Gazi Mustafa Kemal savaştan sonra cumhurbaşkanlığı sırasında bir gün "halk ne alemde acep?" diye meraklanmış. "Savaş bitti ama bakalım halkın refah durumu nedir?" demiş ve atlamış v12 amblemli Lincolnüne, açılmış o zamanlar nüfusu 12 milyonu geçmeyen güzel Anadolu'ya. Tarlada çalışan bir köyü görmüş giderken. Durup hal hatır sormayı arzulamış. Köylü işi bırakıp atanın yanına koşmuş. "Nasılsın çocuk?" diye buyurmuş vakarlı önder. köylünün gözleri parlamış, milli mücadelenin kahramanı devletin başı hatrını soruyormuş. "Bugünümüze şükürler olsun" demiş, "iyiyiz". Sonra birden başını öne eğmiş, hüzünlenmiş ve gizlemeye çalışarak "Efendim" demiş. "Bir tek üzüntümüz sizsiniz. Duyduk ki çok hastaymışsınız. Çok içiyormuşsunuz. Siroz olmuşsunuz. içmeseniz? Size bir şey olsa biz ne yaparız?" Mustafa Kemal köylünün gizlemeye çalıştığı ayaklarına bakmış. Birinde yırtık eski bir karalastik, diğerinde o bile yok! Meşinle sarılmış, ip bağlanmış ki ayakkabı görevini görsün.

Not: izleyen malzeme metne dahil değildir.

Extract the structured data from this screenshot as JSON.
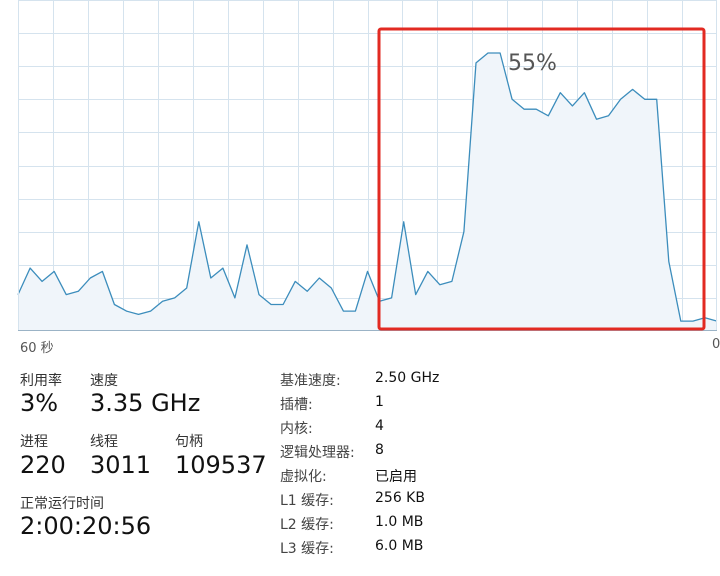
{
  "graph": {
    "axis_left_label": "60 秒",
    "axis_right_label": "0",
    "highlight_label": "55%",
    "line_color": "#3c8dbc",
    "fill_color": "#f0f5fa",
    "grid_color": "#d5e3ee",
    "highlight_color": "#e22a22"
  },
  "chart_data": {
    "type": "area",
    "ylim": [
      0,
      100
    ],
    "series": [
      {
        "values": [
          11,
          19,
          15,
          18,
          11,
          12,
          16,
          18,
          8,
          6,
          5,
          6,
          9,
          10,
          13,
          33,
          16,
          19,
          10,
          26,
          11,
          8,
          8,
          15,
          12,
          16,
          13,
          6,
          6,
          18,
          9,
          10,
          33,
          11,
          18,
          14,
          15,
          30,
          81,
          84,
          84,
          70,
          67,
          67,
          65,
          72,
          68,
          72,
          64,
          65,
          70,
          73,
          70,
          70,
          21,
          3,
          3,
          4,
          3
        ]
      }
    ]
  },
  "stats": {
    "utilization_label": "利用率",
    "utilization_value": "3%",
    "speed_label": "速度",
    "speed_value": "3.35 GHz",
    "processes_label": "进程",
    "processes_value": "220",
    "threads_label": "线程",
    "threads_value": "3011",
    "handles_label": "句柄",
    "handles_value": "109537",
    "uptime_label": "正常运行时间",
    "uptime_value": "2:00:20:56"
  },
  "info": [
    {
      "label": "基准速度:",
      "value": "2.50 GHz"
    },
    {
      "label": "插槽:",
      "value": "1"
    },
    {
      "label": "内核:",
      "value": "4"
    },
    {
      "label": "逻辑处理器:",
      "value": "8"
    },
    {
      "label": "虚拟化:",
      "value": "已启用"
    },
    {
      "label": "L1 缓存:",
      "value": "256 KB"
    },
    {
      "label": "L2 缓存:",
      "value": "1.0 MB"
    },
    {
      "label": "L3 缓存:",
      "value": "6.0 MB"
    }
  ]
}
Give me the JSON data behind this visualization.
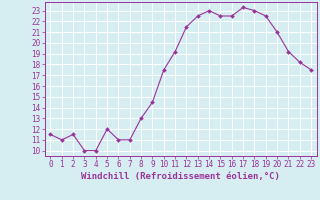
{
  "x": [
    0,
    1,
    2,
    3,
    4,
    5,
    6,
    7,
    8,
    9,
    10,
    11,
    12,
    13,
    14,
    15,
    16,
    17,
    18,
    19,
    20,
    21,
    22,
    23
  ],
  "y": [
    11.5,
    11.0,
    11.5,
    10.0,
    10.0,
    12.0,
    11.0,
    11.0,
    13.0,
    14.5,
    17.5,
    19.2,
    21.5,
    22.5,
    23.0,
    22.5,
    22.5,
    23.3,
    23.0,
    22.5,
    21.0,
    19.2,
    18.2,
    17.5
  ],
  "line_color": "#993399",
  "marker": "D",
  "marker_size": 2.0,
  "bg_color": "#d6eef2",
  "grid_color": "#ffffff",
  "xlabel": "Windchill (Refroidissement éolien,°C)",
  "xlim": [
    -0.5,
    23.5
  ],
  "ylim": [
    9.5,
    23.8
  ],
  "yticks": [
    10,
    11,
    12,
    13,
    14,
    15,
    16,
    17,
    18,
    19,
    20,
    21,
    22,
    23
  ],
  "xticks": [
    0,
    1,
    2,
    3,
    4,
    5,
    6,
    7,
    8,
    9,
    10,
    11,
    12,
    13,
    14,
    15,
    16,
    17,
    18,
    19,
    20,
    21,
    22,
    23
  ],
  "font_color": "#993399",
  "label_fontsize": 6.5,
  "tick_fontsize": 5.5
}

Gözleri dolmuş ulu önderin, "ah" demiş, "siz bu haldesiniz diye üzüntüden içiyorum ben bir bilseniz!"
tarih 1920. mustafa kemal anadoludadır.
bir ingiliz gazetecisi köşesinde yazar, ''anadolu macerası''.
işte o ingiliz gazeteci kadar türk,
o ingiliz gazateci kadar anadolu insanı birinin ağzından ıkacak,
aklından geçecek durumdur.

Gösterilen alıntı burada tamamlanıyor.